El doctor Pedro Guerrero, el esposo de Beatriz, abrumado desde el principio por una impotencia absoluta frente a unos hechos que lo desbordaban, decidió cerrar su gabinete de siquiatra. «Cómo iba a recibir pacientes si yo estaba peor que ellos», ha dicho. Padecía crisis de angustia que no quiso transmitirles a los hijos. No tenía un instante de sosiego, se consolaba con los whiskies del atardecer, y pastoreaba los insomnios oyendo en Radio Recuerdo los boleros de lágrimas de los enamorados. «Mi amor -cantaba alguien-. Si me escuchas, contéstame».

Alberto Villamizar, consciente desde el principio de que el secuestro de su esposa y su hermana era un eslabón de una cadena siniestra, cerró filas con las familias de los otros secuestrados. Pero la primera visita a Hernando Santos fue descorazonadora. Lo acompañó Gloria Pachón de Galán, su cuñada, y encontraron a Hernando derrumbado en un sofá y en un estado de desmoralización total. «Para lo que estoy preparándome es para sufrir lo menos posible cuando maten a Francisco», les dijo de entrada. Villamizar trató de esbozar un proyecto de negociación con los secuestradores, pero Hernando se lo desbarató con una displicencia irreparable.

– No sea ingenuo, mijito -le dijo-, usted no tiene la menor idea de cómo son esos tipos. No hay nada que hacer.

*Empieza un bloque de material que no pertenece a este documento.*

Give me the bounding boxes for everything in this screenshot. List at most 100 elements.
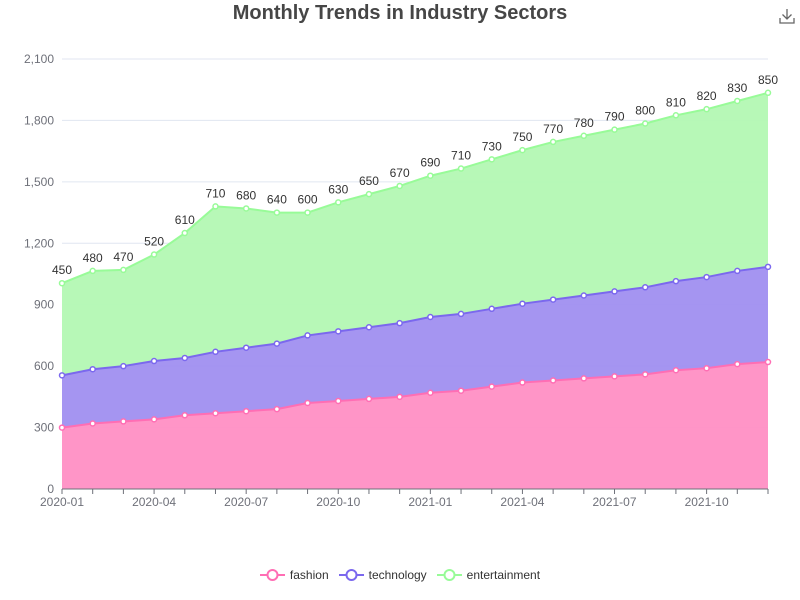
legend-label: entertainment xyxy=(466,568,541,582)
data-label: 680 xyxy=(236,188,256,202)
point-technology xyxy=(611,288,618,295)
point-technology xyxy=(335,328,342,335)
point-technology xyxy=(457,310,465,318)
point-technology xyxy=(365,323,373,331)
area-fashion xyxy=(62,362,768,489)
point-entertainment xyxy=(242,205,250,212)
legend-marker-icon xyxy=(338,569,364,581)
download-icon[interactable] xyxy=(777,6,797,26)
point-technology xyxy=(396,319,403,327)
data-label: 470 xyxy=(113,250,133,264)
legend-item-technology[interactable]: technology xyxy=(338,568,427,582)
x-tick-label: 2021-04 xyxy=(500,495,544,509)
point-entertainment xyxy=(734,97,741,105)
data-label: 610 xyxy=(175,213,195,227)
y-tick-label: 600 xyxy=(34,359,54,373)
point-entertainment xyxy=(365,190,373,198)
point-entertainment xyxy=(89,267,96,275)
point-fashion xyxy=(641,371,649,378)
point-entertainment xyxy=(549,138,557,146)
point-entertainment xyxy=(150,251,158,258)
point-entertainment xyxy=(672,112,680,119)
point-technology xyxy=(58,372,66,379)
point-technology xyxy=(703,273,710,281)
data-label: 480 xyxy=(83,251,103,265)
data-label: 630 xyxy=(328,182,348,196)
data-label: 790 xyxy=(605,110,625,124)
data-label: 710 xyxy=(451,149,471,163)
point-technology xyxy=(242,344,250,351)
x-tick-label: 2020-01 xyxy=(40,495,84,509)
data-label: 600 xyxy=(298,193,318,207)
point-fashion xyxy=(273,405,281,413)
point-fashion xyxy=(580,375,588,382)
point-technology xyxy=(427,313,434,321)
y-tick-label: 1,500 xyxy=(24,175,54,189)
data-label: 450 xyxy=(52,263,72,277)
point-entertainment xyxy=(611,126,618,133)
legend-marker-icon xyxy=(259,569,285,581)
point-entertainment xyxy=(304,209,311,216)
data-label: 830 xyxy=(727,81,747,95)
point-technology xyxy=(549,296,557,303)
data-label: 800 xyxy=(635,104,655,118)
point-fashion xyxy=(427,389,434,397)
x-tick-label: 2021-07 xyxy=(592,495,636,509)
point-entertainment xyxy=(58,279,66,287)
line-technology xyxy=(61,265,769,377)
area-technology xyxy=(62,266,768,428)
point-entertainment xyxy=(641,120,649,127)
point-entertainment xyxy=(212,203,219,210)
point-technology xyxy=(488,305,495,313)
x-tick-label: 2020-04 xyxy=(132,495,176,509)
point-fashion xyxy=(89,420,96,427)
point-fashion xyxy=(335,397,342,405)
point-fashion xyxy=(58,424,66,431)
y-tick-label: 0 xyxy=(47,482,54,496)
point-fashion xyxy=(150,416,158,423)
point-entertainment xyxy=(335,199,342,206)
data-label: 750 xyxy=(512,130,532,144)
legend-label: technology xyxy=(368,568,427,582)
data-label: 810 xyxy=(666,95,686,109)
point-technology xyxy=(734,267,741,275)
data-label: 820 xyxy=(697,89,717,103)
point-fashion xyxy=(519,379,526,386)
point-fashion xyxy=(488,383,495,390)
chart-title: Monthly Trends in Industry Sectors xyxy=(232,2,568,24)
data-label: 710 xyxy=(205,186,225,200)
point-fashion xyxy=(734,360,741,368)
data-label: 520 xyxy=(144,235,164,249)
point-fashion xyxy=(396,393,403,401)
data-label: 690 xyxy=(420,156,440,170)
point-fashion xyxy=(365,395,373,403)
point-fashion xyxy=(764,358,772,366)
point-technology xyxy=(580,292,588,299)
point-entertainment xyxy=(120,266,127,274)
point-fashion xyxy=(120,418,127,425)
data-label: 650 xyxy=(359,174,379,188)
point-technology xyxy=(672,277,680,285)
legend: fashion technology entertainment xyxy=(0,568,800,582)
point-fashion xyxy=(304,399,311,407)
data-label: 770 xyxy=(543,122,563,136)
point-technology xyxy=(150,357,158,365)
point-technology xyxy=(181,354,189,362)
point-technology xyxy=(89,365,96,373)
data-label: 850 xyxy=(758,73,778,87)
x-tick-label: 2020-10 xyxy=(316,495,360,509)
point-entertainment xyxy=(580,132,588,140)
legend-marker-icon xyxy=(436,569,462,581)
point-fashion xyxy=(457,387,465,394)
point-fashion xyxy=(703,364,710,372)
point-entertainment xyxy=(519,146,526,154)
data-label: 780 xyxy=(574,116,594,130)
y-tick-label: 900 xyxy=(34,298,54,312)
data-label: 730 xyxy=(482,139,502,153)
y-tick-label: 1,800 xyxy=(24,113,54,127)
point-fashion xyxy=(212,409,219,417)
point-fashion xyxy=(611,373,618,380)
legend-item-entertainment[interactable]: entertainment xyxy=(436,568,541,582)
legend-item-fashion[interactable]: fashion xyxy=(259,568,329,582)
point-entertainment xyxy=(703,105,710,113)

El ex presidente Turbay no fue más alentador. Sabía por distintas fuentes que su hija estaba en poder de los Extraditables, pero había resuelto no reconocerlo en público mientras no supiera a ciencia cierta qué pretendían. A un grupo de periodistas que le habían hecho la pregunta la semana anterior los eludió con una verónica audaz.

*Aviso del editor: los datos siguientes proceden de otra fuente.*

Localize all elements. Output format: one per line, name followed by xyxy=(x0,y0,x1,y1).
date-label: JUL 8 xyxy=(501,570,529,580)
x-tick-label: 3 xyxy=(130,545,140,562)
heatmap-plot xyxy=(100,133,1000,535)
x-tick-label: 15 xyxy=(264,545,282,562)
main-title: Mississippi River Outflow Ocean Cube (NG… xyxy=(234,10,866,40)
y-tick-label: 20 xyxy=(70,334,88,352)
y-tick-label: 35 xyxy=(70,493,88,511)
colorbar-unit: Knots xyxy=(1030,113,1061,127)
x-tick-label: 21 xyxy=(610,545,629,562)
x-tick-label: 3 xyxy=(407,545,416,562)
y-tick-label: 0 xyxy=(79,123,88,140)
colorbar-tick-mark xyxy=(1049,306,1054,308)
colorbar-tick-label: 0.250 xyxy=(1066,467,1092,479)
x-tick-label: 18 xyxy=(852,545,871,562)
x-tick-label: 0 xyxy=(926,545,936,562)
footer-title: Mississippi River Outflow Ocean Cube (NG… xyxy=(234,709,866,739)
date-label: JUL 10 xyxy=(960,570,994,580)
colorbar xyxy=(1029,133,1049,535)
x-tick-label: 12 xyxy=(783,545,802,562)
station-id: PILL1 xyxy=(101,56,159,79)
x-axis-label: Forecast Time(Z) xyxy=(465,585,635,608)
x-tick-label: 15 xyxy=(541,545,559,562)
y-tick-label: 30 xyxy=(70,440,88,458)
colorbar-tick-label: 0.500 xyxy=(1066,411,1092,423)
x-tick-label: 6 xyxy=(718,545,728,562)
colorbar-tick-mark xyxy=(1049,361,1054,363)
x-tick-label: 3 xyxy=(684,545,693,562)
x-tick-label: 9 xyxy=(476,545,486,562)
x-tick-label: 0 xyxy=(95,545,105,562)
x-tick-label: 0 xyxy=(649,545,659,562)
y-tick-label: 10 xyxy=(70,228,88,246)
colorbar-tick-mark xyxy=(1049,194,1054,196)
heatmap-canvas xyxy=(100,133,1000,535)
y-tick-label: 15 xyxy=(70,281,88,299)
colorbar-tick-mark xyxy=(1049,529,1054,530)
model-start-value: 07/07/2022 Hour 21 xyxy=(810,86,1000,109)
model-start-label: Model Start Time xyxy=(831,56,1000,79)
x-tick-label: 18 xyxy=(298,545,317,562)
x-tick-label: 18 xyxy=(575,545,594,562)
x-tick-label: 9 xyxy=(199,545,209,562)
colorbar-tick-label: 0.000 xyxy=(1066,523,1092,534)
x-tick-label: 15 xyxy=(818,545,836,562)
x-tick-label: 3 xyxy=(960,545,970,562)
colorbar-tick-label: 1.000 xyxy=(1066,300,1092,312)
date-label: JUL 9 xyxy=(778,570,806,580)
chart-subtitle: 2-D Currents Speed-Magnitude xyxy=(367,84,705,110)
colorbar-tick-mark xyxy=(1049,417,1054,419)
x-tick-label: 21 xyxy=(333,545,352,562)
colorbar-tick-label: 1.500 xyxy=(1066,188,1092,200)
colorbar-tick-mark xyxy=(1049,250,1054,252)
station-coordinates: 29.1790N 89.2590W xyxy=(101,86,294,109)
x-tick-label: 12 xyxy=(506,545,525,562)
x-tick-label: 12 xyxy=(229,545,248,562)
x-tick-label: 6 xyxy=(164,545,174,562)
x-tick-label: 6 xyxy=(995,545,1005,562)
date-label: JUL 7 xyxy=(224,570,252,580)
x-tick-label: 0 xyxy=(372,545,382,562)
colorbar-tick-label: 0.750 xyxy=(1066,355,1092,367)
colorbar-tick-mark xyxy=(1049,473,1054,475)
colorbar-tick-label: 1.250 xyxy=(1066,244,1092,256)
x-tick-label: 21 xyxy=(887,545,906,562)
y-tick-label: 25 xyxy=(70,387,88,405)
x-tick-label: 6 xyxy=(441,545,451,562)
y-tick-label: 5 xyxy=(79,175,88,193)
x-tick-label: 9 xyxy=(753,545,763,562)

– Mi corazón me indica -les dijo- que Diana y sus colaboradores están demorados por su labor periodística, pero que no se trata de una retención.

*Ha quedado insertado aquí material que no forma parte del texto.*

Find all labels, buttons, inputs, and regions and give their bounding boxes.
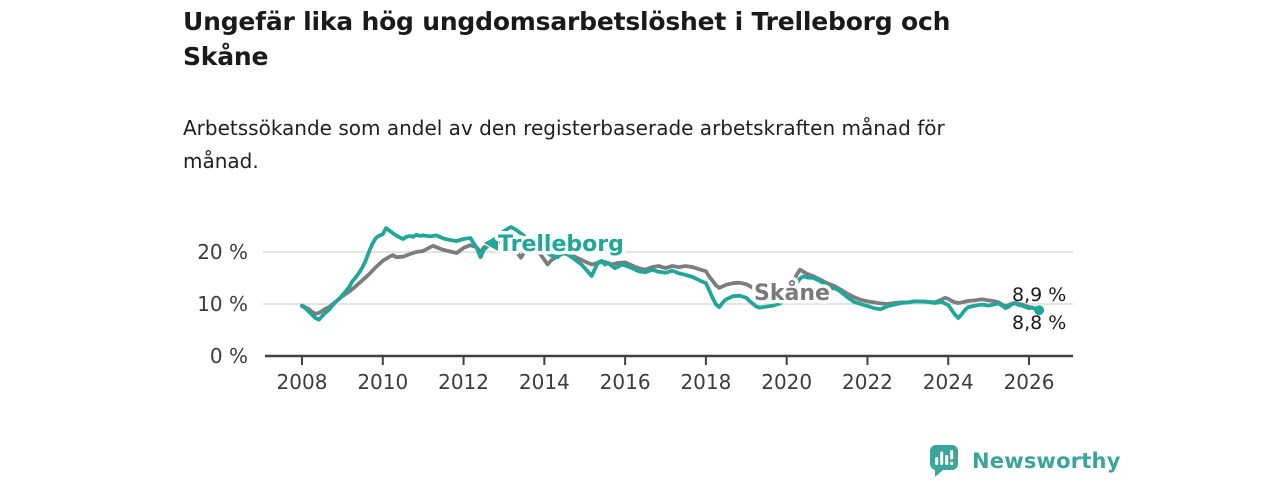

Era un estado de desilusión explicable al cabo de tres meses de gestiones estériles. Villamizar lo entendió así, y en vez de contagiarse del pesimismo de los otros le imprimió un espíritu nuevo a la gestión común.

Un amigo al que le habían preguntado por esos días cómo era Villamizar, lo había definido de una plumada: «Es un gran compañero de trago». Villamizar lo había aceptado de buen corazón, como un mérito envidiable y poco común. Sin embargo, el mismo día del secuestro de su esposa había tomado conciencia de que era también un mérito peligroso en su situación, y decidió no volver a tomarse un trago en público mientras sus secuestradas no estuvieran libres. Como buen bebedor social sabía que el alcohol baja la guardia, suelta la lengua y altera de algún modo el sentido de la realidad. Es un riesgo para alguien que debe medir por milímetros cada uno de sus actos y sus palabras. De modo que el rigor que se impuso no fue una penitencia sino una medida de seguridad. No volvió a ninguna fiesta, y dijo adiós a sus horas de bohemia y a sus parrandas políticas. En las noches de más altas tensiones emocionales su hijo Andrés le escuchaba sus desahogos con un vaso de agua mineral mientras él se consolaba con un trago solitario.